I fatti raccontano che la Cambridge Analytica italiana ha aperto la strada e che altri hanno percorso la via tracciata. Fatti che gettano una nuova luce sugli incontri che i Casaleggio hanno avuto con esponenti di punta della società inglese, della Brexit, come Liz Bilney, e Steve Bannon. Il metodo Casaleggio, dunque, pare sia stato esportato altrove.
Quando è scoppiato lo scandalo dei dati sottratti a Facebook da Cambridge Analytica, Davide Casaleggio disse «non ho ancora capito che cosa è successo, mi informerò». Intervistata da Linkiesta, l’ex-analista di Cambridge Analytica Brittany Kaiser ha detto: «So per esperienza diretta che esistono molti dati a disposizione sui comportamenti degli elettori italiani.

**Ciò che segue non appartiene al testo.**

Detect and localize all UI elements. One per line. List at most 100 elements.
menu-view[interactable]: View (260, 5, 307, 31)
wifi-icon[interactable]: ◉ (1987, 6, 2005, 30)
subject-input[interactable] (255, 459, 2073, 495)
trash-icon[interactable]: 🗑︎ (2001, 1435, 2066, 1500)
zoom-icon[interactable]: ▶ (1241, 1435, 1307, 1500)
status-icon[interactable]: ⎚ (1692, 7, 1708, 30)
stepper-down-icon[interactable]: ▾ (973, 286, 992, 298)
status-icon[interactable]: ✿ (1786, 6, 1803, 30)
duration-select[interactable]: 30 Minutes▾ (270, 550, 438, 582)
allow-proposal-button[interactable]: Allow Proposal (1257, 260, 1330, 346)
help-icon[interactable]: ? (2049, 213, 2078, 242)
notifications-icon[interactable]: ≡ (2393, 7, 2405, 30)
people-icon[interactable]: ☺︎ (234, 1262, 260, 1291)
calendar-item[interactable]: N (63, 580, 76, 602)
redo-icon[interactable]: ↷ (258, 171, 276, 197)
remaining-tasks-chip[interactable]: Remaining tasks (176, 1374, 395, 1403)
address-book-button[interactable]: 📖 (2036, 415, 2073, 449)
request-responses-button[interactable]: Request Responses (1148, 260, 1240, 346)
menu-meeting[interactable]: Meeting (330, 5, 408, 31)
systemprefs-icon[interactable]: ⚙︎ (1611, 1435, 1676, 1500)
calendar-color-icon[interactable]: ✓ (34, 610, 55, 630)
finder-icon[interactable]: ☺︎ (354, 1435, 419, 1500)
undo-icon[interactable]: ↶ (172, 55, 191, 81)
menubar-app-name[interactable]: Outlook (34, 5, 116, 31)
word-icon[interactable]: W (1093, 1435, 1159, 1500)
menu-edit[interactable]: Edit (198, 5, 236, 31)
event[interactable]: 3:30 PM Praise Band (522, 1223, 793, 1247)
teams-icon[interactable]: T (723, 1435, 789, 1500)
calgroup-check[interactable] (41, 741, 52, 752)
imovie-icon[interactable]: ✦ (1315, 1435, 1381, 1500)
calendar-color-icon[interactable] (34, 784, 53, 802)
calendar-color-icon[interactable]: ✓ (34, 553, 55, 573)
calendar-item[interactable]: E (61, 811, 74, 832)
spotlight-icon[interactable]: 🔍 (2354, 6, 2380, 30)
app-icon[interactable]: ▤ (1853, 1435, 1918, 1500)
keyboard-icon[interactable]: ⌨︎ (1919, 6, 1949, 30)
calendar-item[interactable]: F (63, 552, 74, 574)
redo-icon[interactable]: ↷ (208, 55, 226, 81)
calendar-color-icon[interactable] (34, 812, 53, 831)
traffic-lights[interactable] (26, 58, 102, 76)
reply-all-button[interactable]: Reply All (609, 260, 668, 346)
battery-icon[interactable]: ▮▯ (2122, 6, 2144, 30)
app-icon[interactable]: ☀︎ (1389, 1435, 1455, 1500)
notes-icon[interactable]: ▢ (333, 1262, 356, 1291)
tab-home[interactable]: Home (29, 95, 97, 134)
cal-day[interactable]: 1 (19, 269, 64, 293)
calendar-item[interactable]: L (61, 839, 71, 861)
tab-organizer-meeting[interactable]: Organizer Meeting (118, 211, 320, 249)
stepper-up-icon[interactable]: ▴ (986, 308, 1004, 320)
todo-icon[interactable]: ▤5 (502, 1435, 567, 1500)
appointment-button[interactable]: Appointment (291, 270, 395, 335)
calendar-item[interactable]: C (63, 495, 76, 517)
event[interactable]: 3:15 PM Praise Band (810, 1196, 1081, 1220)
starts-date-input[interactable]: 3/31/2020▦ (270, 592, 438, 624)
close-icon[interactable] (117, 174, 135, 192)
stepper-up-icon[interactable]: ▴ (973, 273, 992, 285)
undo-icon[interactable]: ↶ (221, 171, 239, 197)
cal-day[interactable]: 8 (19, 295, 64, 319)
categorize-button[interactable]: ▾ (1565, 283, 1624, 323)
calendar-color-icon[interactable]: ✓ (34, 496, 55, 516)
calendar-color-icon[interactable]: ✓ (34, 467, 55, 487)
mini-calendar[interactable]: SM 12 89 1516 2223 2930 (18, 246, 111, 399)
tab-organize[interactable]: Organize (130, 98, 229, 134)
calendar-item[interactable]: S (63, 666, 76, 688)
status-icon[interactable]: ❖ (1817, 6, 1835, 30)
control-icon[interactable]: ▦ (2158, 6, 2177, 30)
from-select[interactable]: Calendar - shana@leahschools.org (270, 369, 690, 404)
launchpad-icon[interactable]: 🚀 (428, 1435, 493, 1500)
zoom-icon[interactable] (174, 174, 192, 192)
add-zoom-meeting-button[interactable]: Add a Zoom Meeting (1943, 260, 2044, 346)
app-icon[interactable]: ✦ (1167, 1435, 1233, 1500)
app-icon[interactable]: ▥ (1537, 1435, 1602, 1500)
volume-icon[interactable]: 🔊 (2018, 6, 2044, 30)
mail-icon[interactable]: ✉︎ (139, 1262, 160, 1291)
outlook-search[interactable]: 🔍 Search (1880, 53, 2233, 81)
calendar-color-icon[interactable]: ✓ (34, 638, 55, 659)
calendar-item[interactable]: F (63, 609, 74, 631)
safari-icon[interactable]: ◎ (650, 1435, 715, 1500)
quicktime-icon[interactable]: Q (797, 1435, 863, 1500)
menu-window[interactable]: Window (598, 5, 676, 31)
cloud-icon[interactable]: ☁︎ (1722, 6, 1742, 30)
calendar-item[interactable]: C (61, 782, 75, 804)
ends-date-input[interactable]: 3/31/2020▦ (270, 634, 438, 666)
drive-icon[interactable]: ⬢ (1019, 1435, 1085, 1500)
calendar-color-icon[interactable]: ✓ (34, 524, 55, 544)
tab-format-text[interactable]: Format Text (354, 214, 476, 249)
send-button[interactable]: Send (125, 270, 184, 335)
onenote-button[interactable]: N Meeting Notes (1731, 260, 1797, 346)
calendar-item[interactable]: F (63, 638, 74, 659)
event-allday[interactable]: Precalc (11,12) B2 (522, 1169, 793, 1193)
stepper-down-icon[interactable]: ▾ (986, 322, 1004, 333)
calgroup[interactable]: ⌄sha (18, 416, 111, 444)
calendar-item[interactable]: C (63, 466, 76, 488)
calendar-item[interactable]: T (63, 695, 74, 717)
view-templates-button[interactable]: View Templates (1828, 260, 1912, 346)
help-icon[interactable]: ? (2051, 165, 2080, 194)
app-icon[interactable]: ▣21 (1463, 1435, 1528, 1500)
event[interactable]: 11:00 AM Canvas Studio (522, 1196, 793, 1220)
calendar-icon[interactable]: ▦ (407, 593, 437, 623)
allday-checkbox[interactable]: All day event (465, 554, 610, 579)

Dati che i vostri partiti potrebbero comprare senza problemi, se volessero usarli». C’era un filo sottile sull’asse Milano-Londra che doveva rimanere segreto. E che oggi è possibile vedere più chiaramente. Quello che è avvenuto tra Londra e Washington venne testato per la prima volta in Italia. Le cavie eravamo noi.